I have to admit that I have taken a kind of perverse enjoyment in the left's pain since Trump became POTUS. The left has enjoyed our conservative discomfiture as they have dominated the culture war for most of my lifetime. The only time the right every pushed back against them was during Reagan's eight years.
Republicans tend to relish the role of loyal, but outnumbered opposition. Reagan's proud Americanism bothered them and they screamed the whole time he was President. Other than that, even though they didn't like the Bushes, the Dems knew they were Cabal puppets. George Herbert Walker Bush and George W. Bush didn't make any significant advances to rolling back the left's gains in the culture war. Trump is the first president in my life who has really had the potential to take the initiative and retake the cultural ground lost since Kennedy.
Latter-day Saint author and conservative icon Cleon Skousen wrote in his book, The Naked Communist, 45 points or goals for a communist take over in America. In January of 1963, a congressman named A.S. Herlong had the 45 goals read into the Congressional Record. They included Soviet-era goals like extolling the virtues of unilateral nuclear disarmament by the West, promoting the UN, recognition of China, etc. The cultural goals are striking in that we now see them from the back-end of their implementation, when the goals have very nearly been attained. These include infiltration of the mainstream media and education establishments, publishing, Hollywood, television, and the art world. Other goals included extolling immorality, vice, and pornography, infiltration of churches, and glorifying indecent art and entertainment.
It is in these latter goals that we see the intentional coruption of our culture. The intent was to rot the timbers in the foundation of American culture. One of the specific goals was to purposefully replace beautiful art and replace it with ugly abstractions without meaning or aesthetic beauty. It is that goal that comes to mind today as I write.
You may have seen some of Latter-day Saint conservative artist Jon McNaughton's paintings. His work often highlights poignant social messages in presentations of surrealistic realism. I'm not an art critic, but McNaughton has clearly studied the masters of his craft, but his messages are clearly Christian and conservative, which annoys the leftist art critics to no end. One of the first works I ever saw by him portrayed the "forgotten man" sitting dejectedly on a bench outside the White House surrounded by president and historical figures, with Obama treading the Constitution under foot. Painted during Obama's presideny, you could hear the woke left screaming "Reeeeeeeeeeee!"
Then came Trump.
Since Trump became President, McNaughton's work has become more prominent. Trump has become the subject of numerous pieces of McNaughton's body of work. A recent one titled "Legacy of Hope" adapted a famous picture of Trump in the Oval Office, surrounded by Christian evangelists praying and laying hands on him. McNaughton reworked the iconic photograph to have Trump surrounded by historical figures including Frederick Douglass and Harriet Tubman. Cue the SJW screams. One art critic on Patheos described McNaughton as the "Thomas Kincade of Christian Nationalism" and called the painting a "feverish fantasy ripped from the sweaty dreams of a delerious zealot." I love it.

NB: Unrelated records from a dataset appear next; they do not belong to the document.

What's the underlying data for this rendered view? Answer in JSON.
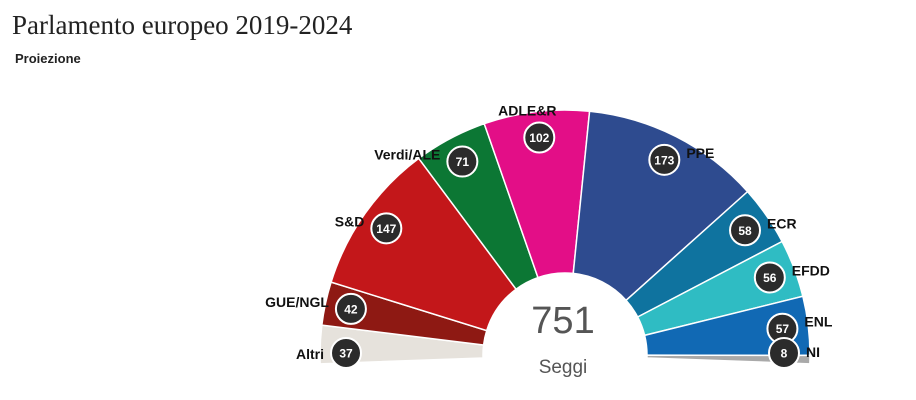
{
  "title": "Parlamento europeo 2019-2024",
  "subtitle": "Proiezione",
  "chart_data": {
    "type": "parliament",
    "title": "Parlamento europeo 2019-2024",
    "subtitle": "Proiezione",
    "total": 751,
    "total_label": "Seggi",
    "series": [
      {
        "name": "Altri",
        "value": 37,
        "color": "#e6e2dc"
      },
      {
        "name": "GUE/NGL",
        "value": 42,
        "color": "#8e1913"
      },
      {
        "name": "S&D",
        "value": 147,
        "color": "#c3171a"
      },
      {
        "name": "Verdi/ALE",
        "value": 71,
        "color": "#0c7734"
      },
      {
        "name": "ADLE&R",
        "value": 102,
        "color": "#e30e87"
      },
      {
        "name": "PPE",
        "value": 173,
        "color": "#2e4b8f"
      },
      {
        "name": "ECR",
        "value": 58,
        "color": "#0f739f"
      },
      {
        "name": "EFDD",
        "value": 56,
        "color": "#2fbcc3"
      },
      {
        "name": "ENL",
        "value": 57,
        "color": "#1169b4"
      },
      {
        "name": "NI",
        "value": 8,
        "color": "#a9a9a9"
      }
    ]
  }
}
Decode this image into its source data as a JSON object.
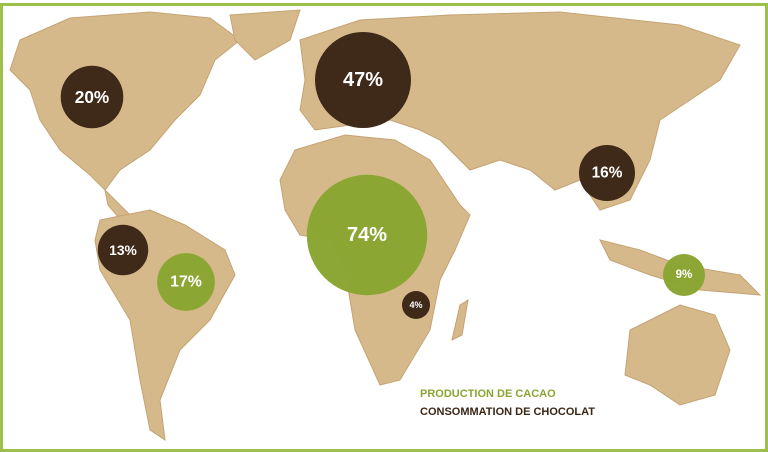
{
  "chart_data": {
    "type": "bubble-map",
    "series": [
      {
        "name": "PRODUCTION DE CACAO",
        "color": "#8aa532",
        "values": [
          17,
          74,
          9
        ],
        "value_labels": [
          "17%",
          "74%",
          "9%"
        ]
      },
      {
        "name": "CONSOMMATION DE CHOCOLAT",
        "color": "#3b2616",
        "values": [
          20,
          47,
          16,
          13,
          4
        ],
        "value_labels": [
          "20%",
          "47%",
          "16%",
          "13%",
          "4%"
        ]
      }
    ]
  }
}
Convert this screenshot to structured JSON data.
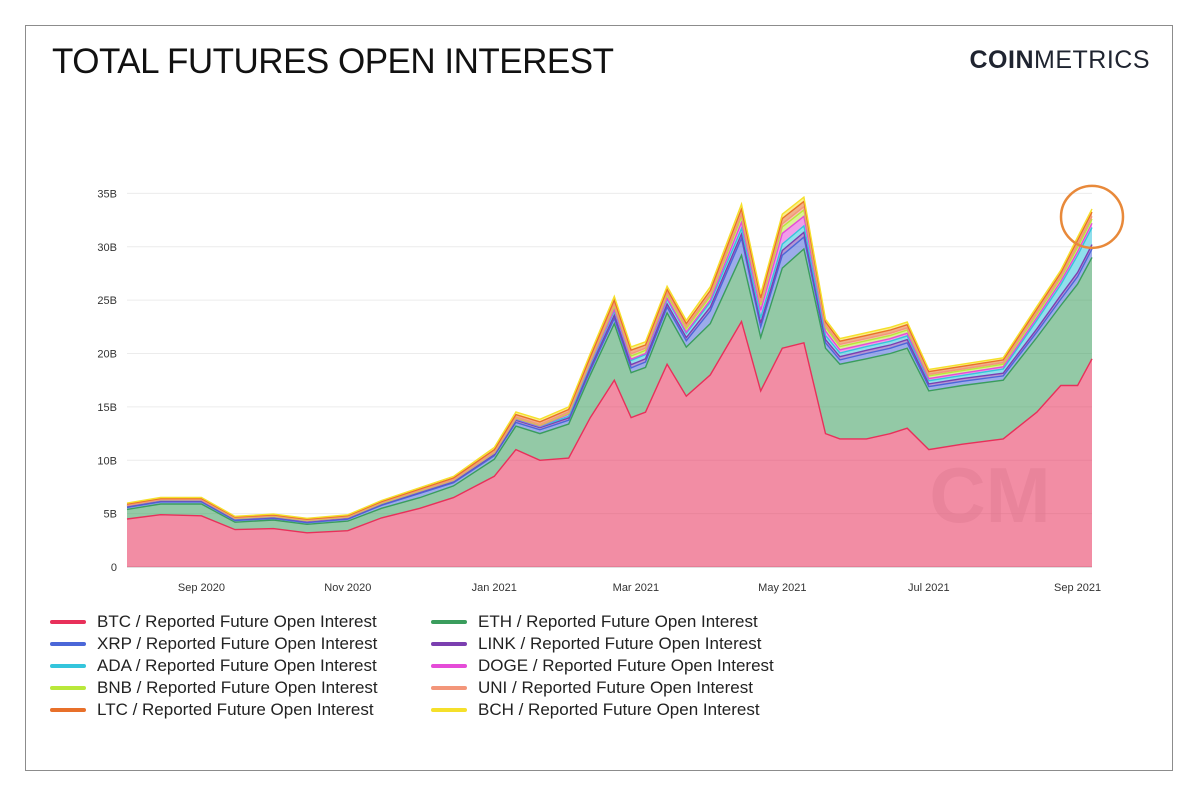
{
  "title": "TOTAL FUTURES OPEN INTEREST",
  "brand": {
    "part1": "COIN",
    "part2": "METRICS"
  },
  "watermark": "CM",
  "chart_data": {
    "type": "area",
    "stacked": true,
    "x": [
      "2020-08-01",
      "2020-08-15",
      "2020-09-01",
      "2020-09-15",
      "2020-10-01",
      "2020-10-15",
      "2020-11-01",
      "2020-11-15",
      "2020-12-01",
      "2020-12-15",
      "2021-01-01",
      "2021-01-10",
      "2021-01-20",
      "2021-02-01",
      "2021-02-10",
      "2021-02-20",
      "2021-02-27",
      "2021-03-05",
      "2021-03-14",
      "2021-03-22",
      "2021-04-01",
      "2021-04-14",
      "2021-04-22",
      "2021-05-01",
      "2021-05-10",
      "2021-05-19",
      "2021-05-25",
      "2021-06-05",
      "2021-06-15",
      "2021-06-22",
      "2021-07-01",
      "2021-07-15",
      "2021-08-01",
      "2021-08-15",
      "2021-08-25",
      "2021-09-01",
      "2021-09-07"
    ],
    "series": [
      {
        "name": "BTC / Reported Future Open Interest",
        "color": "#e8305a",
        "values": [
          4.5,
          4.9,
          4.8,
          3.5,
          3.6,
          3.2,
          3.4,
          4.6,
          5.5,
          6.5,
          8.5,
          11,
          10,
          10.2,
          14,
          17.5,
          14,
          14.5,
          19,
          16,
          18,
          23,
          16.5,
          20.5,
          21,
          12.5,
          12,
          12,
          12.5,
          13,
          11,
          11.5,
          12,
          14.5,
          17,
          17,
          19.5
        ]
      },
      {
        "name": "ETH / Reported Future Open Interest",
        "color": "#3a9d5d",
        "values": [
          0.9,
          1.0,
          1.1,
          0.7,
          0.8,
          0.8,
          0.9,
          0.9,
          1.0,
          1.1,
          1.6,
          2.2,
          2.5,
          3.2,
          4.0,
          5.3,
          4.2,
          4.2,
          4.8,
          4.6,
          4.8,
          6.2,
          5.0,
          7.5,
          8.8,
          8.0,
          7.0,
          7.5,
          7.5,
          7.5,
          5.5,
          5.5,
          5.5,
          7.0,
          7.5,
          9.5,
          9.5
        ]
      },
      {
        "name": "XRP / Reported Future Open Interest",
        "color": "#4b67d8",
        "values": [
          0.18,
          0.2,
          0.2,
          0.15,
          0.15,
          0.15,
          0.18,
          0.28,
          0.4,
          0.3,
          0.32,
          0.35,
          0.35,
          0.35,
          0.4,
          0.5,
          0.45,
          0.5,
          0.55,
          0.6,
          1.2,
          1.6,
          1.0,
          1.2,
          1.1,
          0.5,
          0.4,
          0.5,
          0.5,
          0.5,
          0.4,
          0.4,
          0.4,
          0.5,
          0.6,
          0.7,
          0.8
        ]
      },
      {
        "name": "LINK / Reported Future Open Interest",
        "color": "#7b3fb0",
        "values": [
          0.1,
          0.1,
          0.1,
          0.1,
          0.1,
          0.1,
          0.1,
          0.1,
          0.12,
          0.12,
          0.15,
          0.2,
          0.2,
          0.22,
          0.25,
          0.3,
          0.3,
          0.3,
          0.3,
          0.3,
          0.35,
          0.4,
          0.35,
          0.45,
          0.45,
          0.3,
          0.3,
          0.3,
          0.3,
          0.3,
          0.25,
          0.25,
          0.25,
          0.3,
          0.35,
          0.4,
          0.4
        ]
      },
      {
        "name": "ADA / Reported Future Open Interest",
        "color": "#34c5dc",
        "values": [
          0.05,
          0.05,
          0.05,
          0.05,
          0.05,
          0.05,
          0.05,
          0.05,
          0.06,
          0.06,
          0.08,
          0.1,
          0.1,
          0.15,
          0.3,
          0.4,
          0.4,
          0.4,
          0.45,
          0.4,
          0.45,
          0.5,
          0.5,
          0.6,
          0.6,
          0.4,
          0.35,
          0.35,
          0.35,
          0.35,
          0.3,
          0.3,
          0.4,
          0.8,
          1.0,
          1.6,
          1.6
        ]
      },
      {
        "name": "DOGE / Reported Future Open Interest",
        "color": "#e54cd8",
        "values": [
          0.02,
          0.02,
          0.02,
          0.02,
          0.02,
          0.02,
          0.02,
          0.02,
          0.02,
          0.02,
          0.03,
          0.04,
          0.05,
          0.2,
          0.15,
          0.15,
          0.12,
          0.1,
          0.1,
          0.1,
          0.2,
          0.6,
          0.7,
          1.0,
          0.9,
          0.4,
          0.3,
          0.25,
          0.25,
          0.25,
          0.2,
          0.2,
          0.2,
          0.25,
          0.3,
          0.35,
          0.4
        ]
      },
      {
        "name": "BNB / Reported Future Open Interest",
        "color": "#b9e83a",
        "values": [
          0.03,
          0.03,
          0.03,
          0.03,
          0.03,
          0.03,
          0.03,
          0.03,
          0.04,
          0.04,
          0.05,
          0.06,
          0.06,
          0.08,
          0.15,
          0.3,
          0.3,
          0.3,
          0.3,
          0.3,
          0.35,
          0.5,
          0.5,
          0.6,
          0.6,
          0.35,
          0.3,
          0.3,
          0.3,
          0.3,
          0.25,
          0.25,
          0.25,
          0.3,
          0.3,
          0.4,
          0.4
        ]
      },
      {
        "name": "UNI / Reported Future Open Interest",
        "color": "#f3967a",
        "values": [
          0.01,
          0.01,
          0.02,
          0.04,
          0.05,
          0.05,
          0.05,
          0.05,
          0.05,
          0.05,
          0.06,
          0.08,
          0.08,
          0.1,
          0.15,
          0.2,
          0.2,
          0.2,
          0.2,
          0.2,
          0.2,
          0.25,
          0.25,
          0.3,
          0.3,
          0.2,
          0.2,
          0.2,
          0.2,
          0.2,
          0.15,
          0.15,
          0.15,
          0.2,
          0.2,
          0.25,
          0.25
        ]
      },
      {
        "name": "LTC / Reported Future Open Interest",
        "color": "#e8702a",
        "values": [
          0.1,
          0.1,
          0.1,
          0.08,
          0.08,
          0.08,
          0.08,
          0.1,
          0.12,
          0.15,
          0.2,
          0.25,
          0.25,
          0.25,
          0.3,
          0.35,
          0.35,
          0.3,
          0.3,
          0.3,
          0.35,
          0.5,
          0.4,
          0.5,
          0.5,
          0.3,
          0.3,
          0.3,
          0.3,
          0.3,
          0.25,
          0.25,
          0.25,
          0.3,
          0.3,
          0.4,
          0.4
        ]
      },
      {
        "name": "BCH / Reported Future Open Interest",
        "color": "#f5e02a",
        "values": [
          0.1,
          0.1,
          0.1,
          0.08,
          0.08,
          0.08,
          0.08,
          0.1,
          0.12,
          0.15,
          0.2,
          0.25,
          0.25,
          0.25,
          0.3,
          0.35,
          0.3,
          0.3,
          0.3,
          0.3,
          0.35,
          0.45,
          0.4,
          0.4,
          0.4,
          0.25,
          0.25,
          0.25,
          0.25,
          0.25,
          0.2,
          0.2,
          0.2,
          0.25,
          0.25,
          0.3,
          0.3
        ]
      }
    ],
    "y_ticks": [
      "0",
      "5B",
      "10B",
      "15B",
      "20B",
      "25B",
      "30B",
      "35B"
    ],
    "ylim": [
      0,
      40
    ],
    "x_ticks": [
      "Sep 2020",
      "Nov 2020",
      "Jan 2021",
      "Mar 2021",
      "May 2021",
      "Jul 2021",
      "Sep 2021"
    ],
    "x_tick_dates": [
      "2020-09-01",
      "2020-11-01",
      "2021-01-01",
      "2021-03-01",
      "2021-05-01",
      "2021-07-01",
      "2021-09-01"
    ],
    "xlim": [
      "2020-08-01",
      "2021-09-07"
    ],
    "grid": true,
    "legend_position": "bottom",
    "annotation": {
      "type": "circle",
      "color": "#e8893a",
      "at": "2021-09-07"
    }
  },
  "legend_items": [
    {
      "label": "BTC / Reported Future Open Interest",
      "color": "#e8305a"
    },
    {
      "label": "XRP / Reported Future Open Interest",
      "color": "#4b67d8"
    },
    {
      "label": "ADA / Reported Future Open Interest",
      "color": "#34c5dc"
    },
    {
      "label": "BNB / Reported Future Open Interest",
      "color": "#b9e83a"
    },
    {
      "label": "LTC / Reported Future Open Interest",
      "color": "#e8702a"
    },
    {
      "label": "ETH / Reported Future Open Interest",
      "color": "#3a9d5d"
    },
    {
      "label": "LINK / Reported Future Open Interest",
      "color": "#7b3fb0"
    },
    {
      "label": "DOGE / Reported Future Open Interest",
      "color": "#e54cd8"
    },
    {
      "label": "UNI / Reported Future Open Interest",
      "color": "#f3967a"
    },
    {
      "label": "BCH / Reported Future Open Interest",
      "color": "#f5e02a"
    }
  ]
}
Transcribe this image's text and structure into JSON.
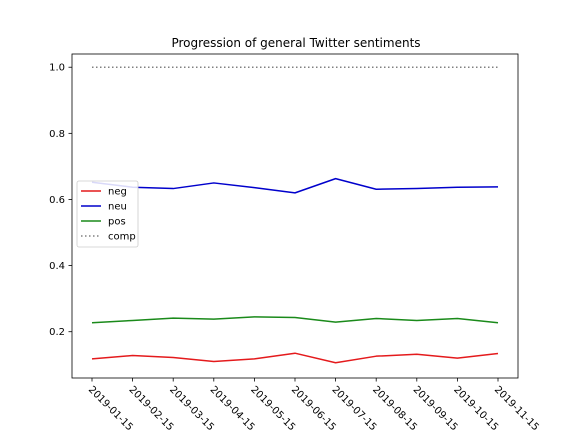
{
  "chart_data": {
    "type": "line",
    "title": "Progression of general Twitter sentiments",
    "xlabel": "",
    "ylabel": "",
    "categories": [
      "2019-01-15",
      "2019-02-15",
      "2019-03-15",
      "2019-04-15",
      "2019-05-15",
      "2019-06-15",
      "2019-07-15",
      "2019-08-15",
      "2019-09-15",
      "2019-10-15",
      "2019-11-15"
    ],
    "ylim": [
      0.06,
      1.04
    ],
    "yticks": [
      "0.2",
      "0.4",
      "0.6",
      "0.8",
      "1.0"
    ],
    "ytick_values": [
      0.2,
      0.4,
      0.6,
      0.8,
      1.0
    ],
    "grid": false,
    "legend_position": "center-left",
    "series": [
      {
        "name": "neg",
        "color": "#e41a1c",
        "style": "solid",
        "values": [
          0.118,
          0.128,
          0.122,
          0.11,
          0.118,
          0.135,
          0.106,
          0.126,
          0.132,
          0.12,
          0.134
        ]
      },
      {
        "name": "neu",
        "color": "#0000cc",
        "style": "solid",
        "values": [
          0.652,
          0.637,
          0.633,
          0.65,
          0.636,
          0.62,
          0.663,
          0.631,
          0.633,
          0.637,
          0.638
        ]
      },
      {
        "name": "pos",
        "color": "#1a8a1a",
        "style": "solid",
        "values": [
          0.227,
          0.234,
          0.241,
          0.238,
          0.245,
          0.243,
          0.229,
          0.24,
          0.234,
          0.24,
          0.227
        ]
      },
      {
        "name": "comp",
        "color": "#808080",
        "style": "dotted",
        "values": [
          1.0,
          1.0,
          1.0,
          1.0,
          1.0,
          1.0,
          1.0,
          1.0,
          1.0,
          1.0,
          1.0
        ]
      }
    ]
  }
}
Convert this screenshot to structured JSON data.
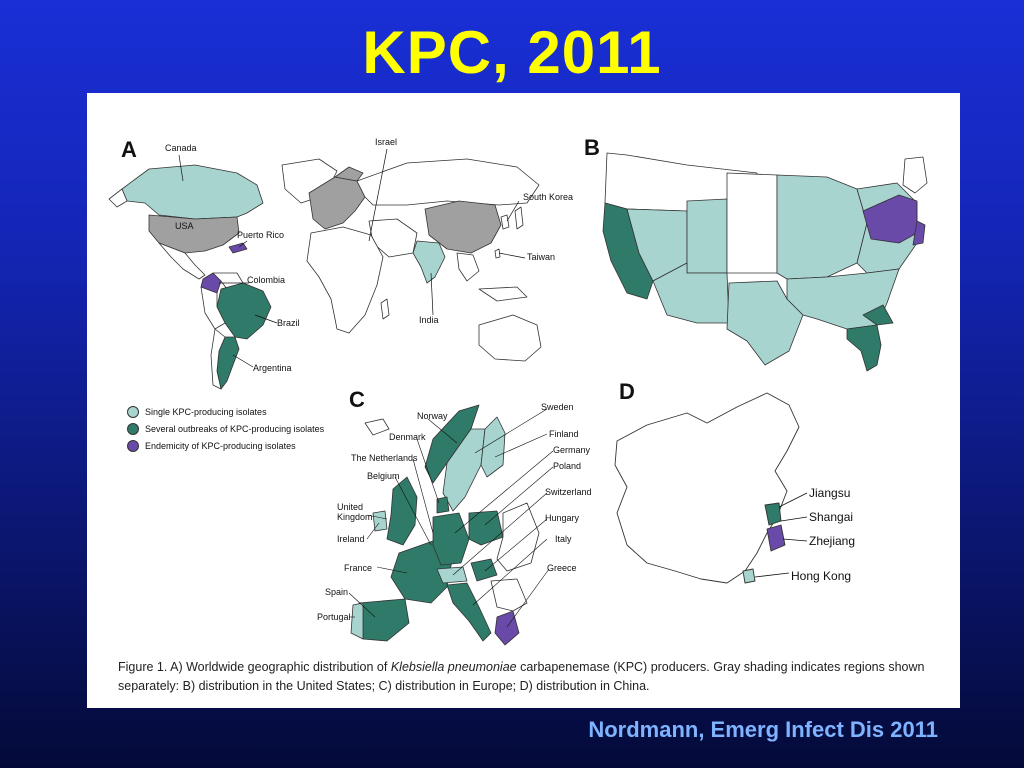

The wicked left has a glass jaw. They can dish it out but they can't take it. McNaughton's paintings represent how most Americans truly feel. In the culture war, his work represents a counterpunch. Even the pricing of his paintings is a statment against the elites. For too long, the left has controlled the discussion and we have listened patiently and tolerantly to their inane babble. Now we are reasserting our control and, like spoiled teenagers, they resent the return of parental authority.
They have told us for years that art is supposed to make you feel something. Even feeling outrage was a sign that you were being moved by good art. Thirty years ago, some artist was featured at a museum in the city where I lived whose art infuriated patriots. All this particular work consisted of was a petition on a desk, a pen, two roped stanchions, and an American flag on the floor. The viewer was invited to participate in "free speech" by stepping onto the flag, in front of the desk, between the stanchions to sign a petition to uphold the First Amendment. The American Legion was outraged and they actually came and stole the flag to protect it. They were fined by a local judge. Next, some of their members came and laid across the path on the floor, keeping the flag on top of them to keep it off the floor. To sign the petition, the visitor would have to step on the men who held up the flag. It is that kind of controversy we have been told comprises good art. If that's the case, the outrage of the left marks McNaughton's paintings as masterpieces.